1. Architecture and tenancy
Each customer receives a dedicated Kumo tenant:
- A unique tenant URL for the web console and APIs.
- A logically isolated application environment (compute, storage, and control plane) managed by Kumo.
- A set of static Kumo egress IPs that you can allowlist in firewalls or VPC endpoints.
Kumo is responsible for operating this environment (availability, scaling, patching, and upgrades). Your team controls who can access it (via SSO), which data systems it can reach (via network rules and allowlists), and which service accounts it uses to connect to your data.
2. Identity and console access
Access to the Kumo console and APIs is integrated with your identity provider:
- SSO via SAML or OIDC is required for console access; passwords are not managed by Kumo.
- MFA, device posture checks, and other policies are enforced by your IdP.
- Optionally, you can enable SCIM or just-in-time provisioning so users can be managed centrally and onboarded automatically from groups in your IdP.
Configuration details are covered in Configuring SSO. In most deployments, the IdP becomes the single source of truth for who can use Kumo and at what level of access.
3. Data flow and protection
The core design principle is that your primary data stays in your data platforms, and Kumo uses a connector model with least-privilege service accounts:
- Kumo connects to warehouses and lakes (Snowflake, BigQuery, Databricks, S3, and others) using a service account that you create and control.
- The connector guides (Snowflake, Google BigQuery, AWS S3, Databricks, SPCS Snowflake Connector) specify the exact permissions and roles required.
- Kumo reads the data needed for training and scoring via these connectors, processes it in your dedicated Kumo tenant, and writes results back to destinations that you configure (for example, prediction tables in the warehouse or objects in S3).
Some important details for technical reviewers:
-
Data residency & persistence
- For warehouse-based connectors, data is read on demand, processed, and written back to your destinations.
- The only path that can persist data inside Kumo is direct file upload; this can be disabled entirely if your policies require that all data originate in your own platforms.
-
Security of data and secrets
- All data in transit between Kumo and your systems is protected with TLS.
- Secrets (connector credentials, keys) and model artifacts are encrypted at rest in your Kumo tenant.
- Only the service account you designate is used to access your data systems; credentials can be rotated at any time via the REST API or through an administrative UI flow.
-
Co-building with Kumo data scientists
During evaluations and early projects, many customers temporarily create least-privilege user accounts for a Kumo data scientist in Snowflake/BigQuery/Databricks so they can co-build models directly in your environment.

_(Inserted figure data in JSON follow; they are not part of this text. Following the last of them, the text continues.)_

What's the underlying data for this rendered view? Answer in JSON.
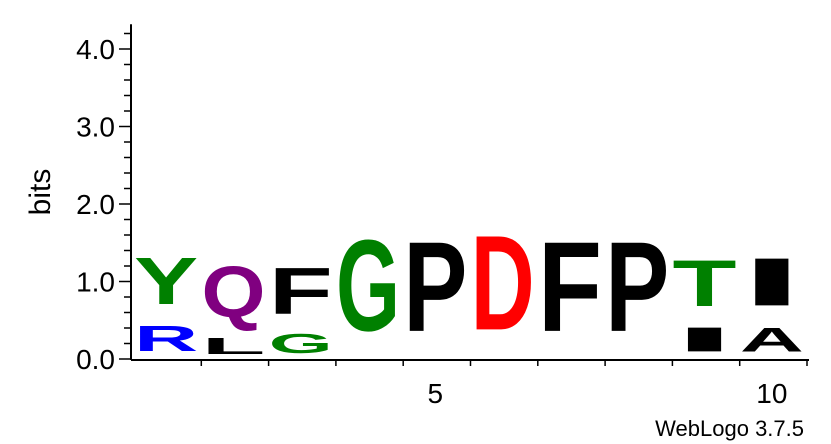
{
  "chart_data": {
    "type": "sequence-logo",
    "ylabel": "bits",
    "ylim": [
      0,
      4.32
    ],
    "y_ticks": [
      "0.0",
      "1.0",
      "2.0",
      "3.0",
      "4.0"
    ],
    "x_tick_labels": [
      {
        "position": 5,
        "label": "5"
      },
      {
        "position": 10,
        "label": "10"
      }
    ],
    "credit": "WebLogo 3.7.5",
    "colors": {
      "R": "#0000ff",
      "Y": "#008000",
      "T": "#008000",
      "G": "#008000",
      "Q": "#800080",
      "D": "#ff0000",
      "L": "#000000",
      "F": "#000000",
      "P": "#000000",
      "I": "#000000",
      "A": "#000000"
    },
    "positions": [
      {
        "index": 1,
        "letters": [
          {
            "letter": "R",
            "bits": 0.52
          },
          {
            "letter": "Y",
            "bits": 0.97
          }
        ]
      },
      {
        "index": 2,
        "letters": [
          {
            "letter": "L",
            "bits": 0.34
          },
          {
            "letter": "Q",
            "bits": 1.05
          }
        ]
      },
      {
        "index": 3,
        "letters": [
          {
            "letter": "G",
            "bits": 0.4
          },
          {
            "letter": "F",
            "bits": 0.95
          }
        ]
      },
      {
        "index": 4,
        "letters": [
          {
            "letter": "G",
            "bits": 1.88
          }
        ]
      },
      {
        "index": 5,
        "letters": [
          {
            "letter": "P",
            "bits": 1.85
          }
        ]
      },
      {
        "index": 6,
        "letters": [
          {
            "letter": "D",
            "bits": 1.95
          }
        ]
      },
      {
        "index": 7,
        "letters": [
          {
            "letter": "F",
            "bits": 1.85
          }
        ]
      },
      {
        "index": 8,
        "letters": [
          {
            "letter": "P",
            "bits": 1.85
          }
        ]
      },
      {
        "index": 9,
        "letters": [
          {
            "letter": "I",
            "bits": 0.5
          },
          {
            "letter": "T",
            "bits": 0.95
          }
        ]
      },
      {
        "index": 10,
        "letters": [
          {
            "letter": "A",
            "bits": 0.5
          },
          {
            "letter": "I",
            "bits": 0.98
          }
        ]
      }
    ]
  }
}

This is optional, controlled by you, and typically removed once onboarding is complete.
For a connector-by-connector breakdown of network paths and privileges, see the Data Connectors overview.

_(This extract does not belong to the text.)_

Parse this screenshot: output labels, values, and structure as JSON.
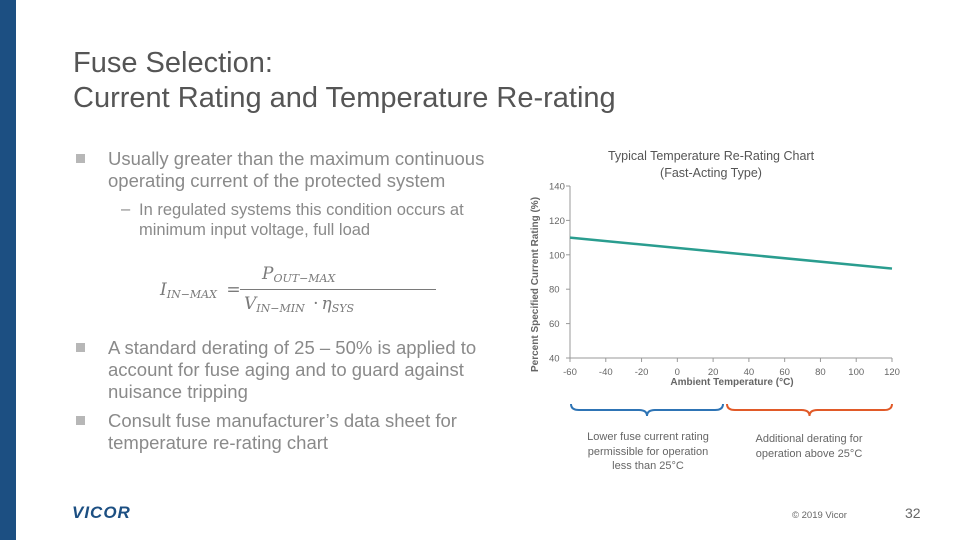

4. Installation and onboarding flow
A typical SaaS onboarding looks like this:
-
Provisioning
Kumo provisions your single-tenant environment and shares:
- Your tenant URL
- The Kumo egress IPs to allowlist
-
Network & identity
You allowlist the Kumo egress IPs on your side (firewalls, private endpoints, etc.), then configure SSO via Configuring SSO and optionally SCIM/JIT provisioning.
-
Connector setup
You follow the relevant connector guide(s) to:
- Create a least-privilege service account in your data platform
- Grant only the required roles/permissions
- Register credentials and connection details in Kumo
-
Smoke test
Together, we run a simple ingestion → training → scoring workflow so your team can see the full path from source data to predictions working end-to-end.

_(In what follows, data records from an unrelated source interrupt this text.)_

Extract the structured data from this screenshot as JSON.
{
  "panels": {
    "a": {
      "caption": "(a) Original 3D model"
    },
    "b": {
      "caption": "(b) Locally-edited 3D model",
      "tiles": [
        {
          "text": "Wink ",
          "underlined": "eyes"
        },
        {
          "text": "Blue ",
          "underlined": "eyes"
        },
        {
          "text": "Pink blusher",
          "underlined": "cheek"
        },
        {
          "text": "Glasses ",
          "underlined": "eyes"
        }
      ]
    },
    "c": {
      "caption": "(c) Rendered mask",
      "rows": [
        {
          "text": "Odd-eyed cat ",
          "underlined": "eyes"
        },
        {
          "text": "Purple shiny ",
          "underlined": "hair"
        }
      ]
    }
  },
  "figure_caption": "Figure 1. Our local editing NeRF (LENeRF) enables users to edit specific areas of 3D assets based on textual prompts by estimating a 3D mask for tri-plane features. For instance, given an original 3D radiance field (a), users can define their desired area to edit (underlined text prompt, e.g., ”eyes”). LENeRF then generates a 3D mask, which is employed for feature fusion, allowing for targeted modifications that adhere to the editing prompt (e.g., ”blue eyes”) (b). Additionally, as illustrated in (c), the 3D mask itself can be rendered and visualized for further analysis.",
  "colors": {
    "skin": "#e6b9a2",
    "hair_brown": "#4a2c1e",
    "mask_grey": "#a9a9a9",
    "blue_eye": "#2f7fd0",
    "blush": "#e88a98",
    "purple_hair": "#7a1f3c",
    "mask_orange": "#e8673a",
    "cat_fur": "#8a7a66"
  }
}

After this, the environment is ready for day-to-day use by data teams and application owners.
5. Working with Kumo in practice
Most teams start with the Kumo web UI:
- Configure connectors, define prediction problems, review model diagnostics, and monitor jobs through guided flows.
- Use the UI to understand how data is being joined and transformed before training.
As you move toward production:
- The REST API and Python SDK are used to automate training and scoring from CI/CD pipelines, orchestration tools (e.g., Airflow), or scheduled jobs.
- Quotas and Limits describe the default concurrency, job limits, and sizing expectations so you can plan capacity and integrate Kumo into your existing workflows.
To begin a SaaS deployment, your Kumo representative will provision your tenant, provide the egress IPs, and help you pick the connector path that matches your primary data platform.